General anxiety doesn't typically lead to panic attacks, but it can still be incapacitating. The endless worry saps energy, destroys interest in life and prompts frequent mood swings.

It's possible that some people are born with a temperament that inclines them to anxiety. Regardless of how anxiety develops, it's possible to control it.

"If anxiety is interfering with your work or personal life even though you tried to relax or do some stress management, at that point you should at least get a consultation by a health professional to see if there is an anxiety disorder," says Jerilyn Ross, M.A., director for the Ross Center for Anxiety and Related Disorders in Washington, D.C.

Treatment is tailored to the specific concerns that preoccupy each person. Nevertheless, there are some treatment techniques that are widely applied. Persons who are expert at treating anxiety often use a combination of approaches

? Cognitive Therapy Focuses on creating an understanding of the thought patterns that bring on worry. It helps anxiety suffers separate unrealistic from realistic thoughts.

? Behavior Therapy Focuses on taming anxiety through control of specific ways the body overreacts to worry.
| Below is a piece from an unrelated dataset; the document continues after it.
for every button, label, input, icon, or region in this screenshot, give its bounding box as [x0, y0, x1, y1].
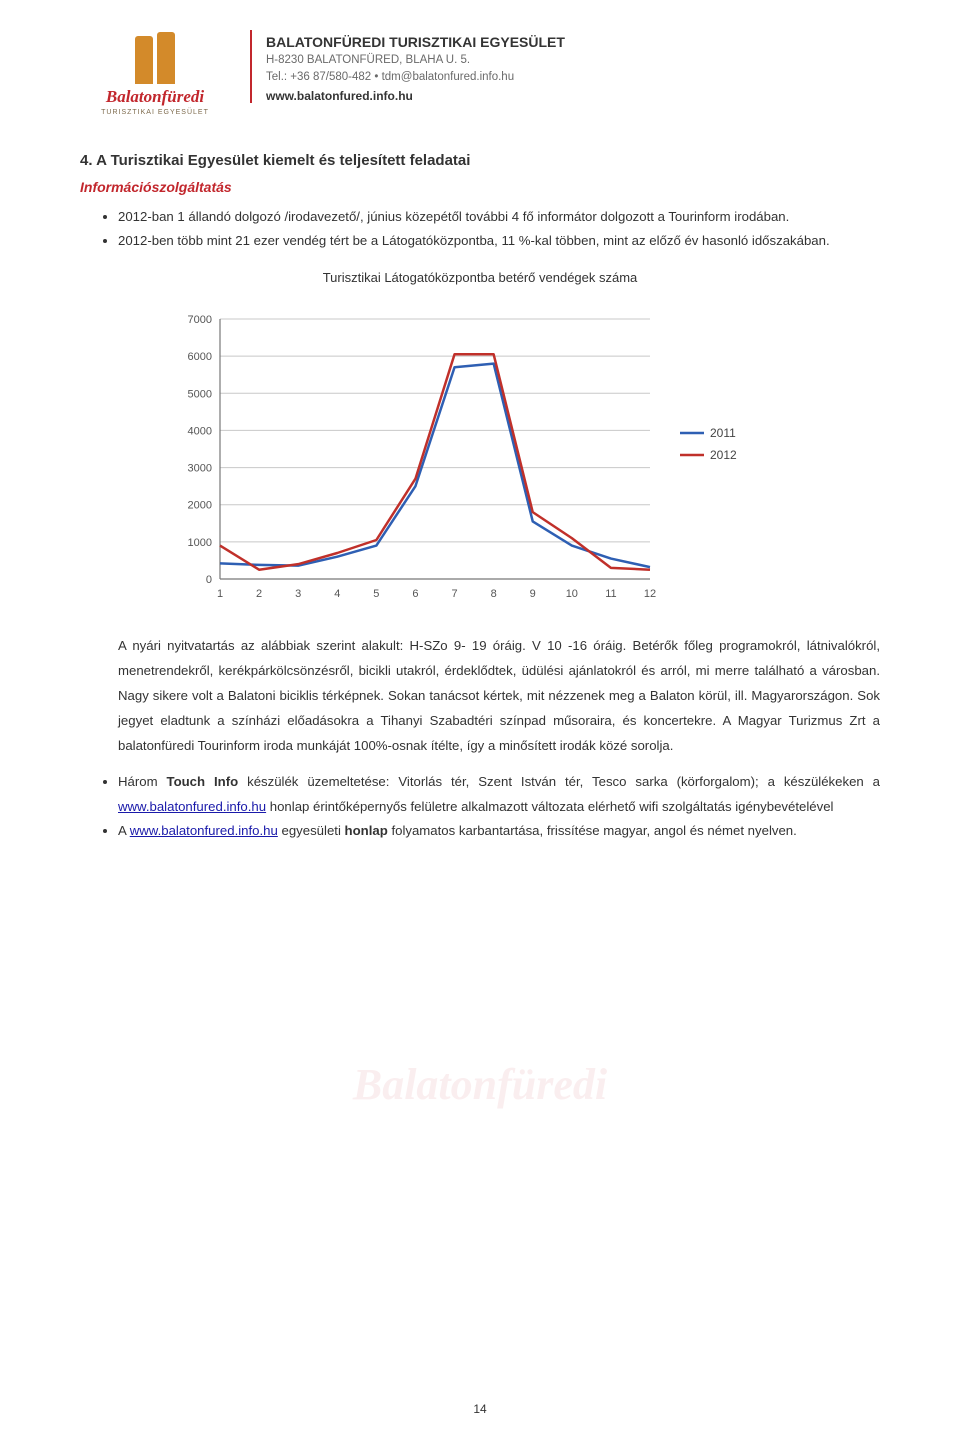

One common approach is to teach controlled breathing and the relaxing of muscles that constrict with worry. Both techniques lower heart rate and blood pressure.

?Relaxation Training Through a mixture of cognitive and behavior techniques, helps avert high anxiety. One approach is to think of a relaxing scene when anxiety levels start to rise.

?Desensitization Those who suffer phobias and obsessive-compulsive disorder are gradually and safely exposed to whatever is the source of their anxiety, until, over time, tolerance is built.

?Medication. Antidepressant and antianxiety medications are most effective in combination with psychotherapy.